Today we saw more evidence of the economic woes, with real income falling by 3.5% in 2011, with wages not increasing as fast as inflation.
The headline figures also masked sizeable falls in pay for some of the UK's lowest-earning professions – and sizeable salary boosts for senior managers and directors.
Workers in "elementary occupations", a classification including labourers, farm workers, postal workers and others, saw their typical pay fall 0.9% against its 2010 level, while professional pay rose 1% and managerial salaries rose 0.5%.
Directors and chief executives of leading organisations enjoyed the most sizeable pay rises, with median earnings up 15% to £112,157, in part a result of trends shifting earnings to basic pay and away from bonuses.
Salaries of senior corporate managers also increased substantially – up 7.1% year-on-year to £77,679.

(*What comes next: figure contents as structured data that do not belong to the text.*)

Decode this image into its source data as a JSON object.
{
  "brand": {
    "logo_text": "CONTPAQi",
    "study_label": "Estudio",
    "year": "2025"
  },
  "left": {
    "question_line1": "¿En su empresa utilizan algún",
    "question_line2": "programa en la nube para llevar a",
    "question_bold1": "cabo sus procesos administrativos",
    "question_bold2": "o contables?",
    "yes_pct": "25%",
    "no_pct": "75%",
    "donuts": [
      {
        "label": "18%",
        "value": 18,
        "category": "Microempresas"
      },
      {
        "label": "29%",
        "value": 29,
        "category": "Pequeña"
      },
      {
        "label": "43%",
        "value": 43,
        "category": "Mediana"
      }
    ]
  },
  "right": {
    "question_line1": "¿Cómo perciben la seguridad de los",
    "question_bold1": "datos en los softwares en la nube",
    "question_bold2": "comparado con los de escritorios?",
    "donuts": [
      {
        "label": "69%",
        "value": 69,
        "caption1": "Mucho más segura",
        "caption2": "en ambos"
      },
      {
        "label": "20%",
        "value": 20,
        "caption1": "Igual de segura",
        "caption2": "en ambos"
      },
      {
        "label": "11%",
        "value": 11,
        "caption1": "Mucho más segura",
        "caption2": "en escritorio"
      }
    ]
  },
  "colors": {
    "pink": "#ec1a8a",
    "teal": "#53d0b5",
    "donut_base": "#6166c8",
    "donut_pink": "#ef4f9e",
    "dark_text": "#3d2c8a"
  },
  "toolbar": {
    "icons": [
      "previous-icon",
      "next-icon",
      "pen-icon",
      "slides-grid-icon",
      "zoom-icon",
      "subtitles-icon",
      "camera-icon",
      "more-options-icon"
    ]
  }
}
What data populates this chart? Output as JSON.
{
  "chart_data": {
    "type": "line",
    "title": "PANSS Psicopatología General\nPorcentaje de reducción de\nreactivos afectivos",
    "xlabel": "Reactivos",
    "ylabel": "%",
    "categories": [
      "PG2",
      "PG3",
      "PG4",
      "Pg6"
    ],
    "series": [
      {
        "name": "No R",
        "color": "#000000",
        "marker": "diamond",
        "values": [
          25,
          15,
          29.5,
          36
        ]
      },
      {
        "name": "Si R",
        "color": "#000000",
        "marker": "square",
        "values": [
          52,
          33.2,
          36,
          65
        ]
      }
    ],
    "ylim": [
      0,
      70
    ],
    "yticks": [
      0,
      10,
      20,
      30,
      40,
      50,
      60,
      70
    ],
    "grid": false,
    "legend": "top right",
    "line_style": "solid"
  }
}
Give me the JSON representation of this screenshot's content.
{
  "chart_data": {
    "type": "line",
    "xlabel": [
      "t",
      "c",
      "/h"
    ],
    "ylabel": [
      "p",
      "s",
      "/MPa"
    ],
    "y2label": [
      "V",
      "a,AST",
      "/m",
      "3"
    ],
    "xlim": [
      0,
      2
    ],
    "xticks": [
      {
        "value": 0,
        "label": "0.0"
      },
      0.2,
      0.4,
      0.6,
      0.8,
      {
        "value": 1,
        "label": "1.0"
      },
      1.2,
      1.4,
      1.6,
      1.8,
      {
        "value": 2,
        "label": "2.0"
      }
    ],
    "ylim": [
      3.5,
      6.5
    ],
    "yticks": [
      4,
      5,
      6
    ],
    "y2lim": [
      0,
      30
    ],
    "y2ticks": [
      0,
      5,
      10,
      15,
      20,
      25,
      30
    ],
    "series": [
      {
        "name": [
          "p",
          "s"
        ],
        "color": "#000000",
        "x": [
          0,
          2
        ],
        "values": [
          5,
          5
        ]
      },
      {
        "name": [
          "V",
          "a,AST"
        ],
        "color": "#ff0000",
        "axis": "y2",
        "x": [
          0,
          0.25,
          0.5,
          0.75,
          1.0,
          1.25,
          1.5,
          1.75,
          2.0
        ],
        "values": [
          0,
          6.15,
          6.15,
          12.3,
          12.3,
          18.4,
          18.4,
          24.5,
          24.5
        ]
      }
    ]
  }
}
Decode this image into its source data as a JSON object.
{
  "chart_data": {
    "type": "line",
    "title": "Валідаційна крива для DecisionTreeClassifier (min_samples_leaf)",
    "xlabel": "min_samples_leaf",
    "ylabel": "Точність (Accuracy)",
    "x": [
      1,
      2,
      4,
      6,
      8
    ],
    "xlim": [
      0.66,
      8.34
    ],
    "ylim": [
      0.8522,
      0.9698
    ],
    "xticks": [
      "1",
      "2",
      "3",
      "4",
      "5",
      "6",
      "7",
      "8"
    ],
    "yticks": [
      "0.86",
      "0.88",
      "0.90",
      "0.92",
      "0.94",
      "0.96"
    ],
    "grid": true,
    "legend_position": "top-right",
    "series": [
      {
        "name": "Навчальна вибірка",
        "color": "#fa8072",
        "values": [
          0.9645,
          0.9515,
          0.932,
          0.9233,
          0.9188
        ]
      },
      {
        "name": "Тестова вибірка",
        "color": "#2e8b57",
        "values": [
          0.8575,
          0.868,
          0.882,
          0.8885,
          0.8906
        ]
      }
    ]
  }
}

Today's figures confirm that 2011 has been a year of wage stagnation, with pay rises far outstripped by inflation, and low-paid employees being squeezed particularly hard.
Falling wages and self-defeating austerity have been the main reasons for the UK's economic woes, rather than a eurozone crisis which has yet to fully show up in official statistics.
The coalition government also announced today that they wish to further undermine workers rights with giving employers more power to sack workers for under-performance and less time to enjoy full employment rights.
These changes further strengthen the hands of employers.
Yet the real needs of business are being neglected, access to reasonably priced investment funds that are accessible for investing in their businesses for innovation and expansion, the need to look at tax for employing new staff and boosting manufacturing and technologies.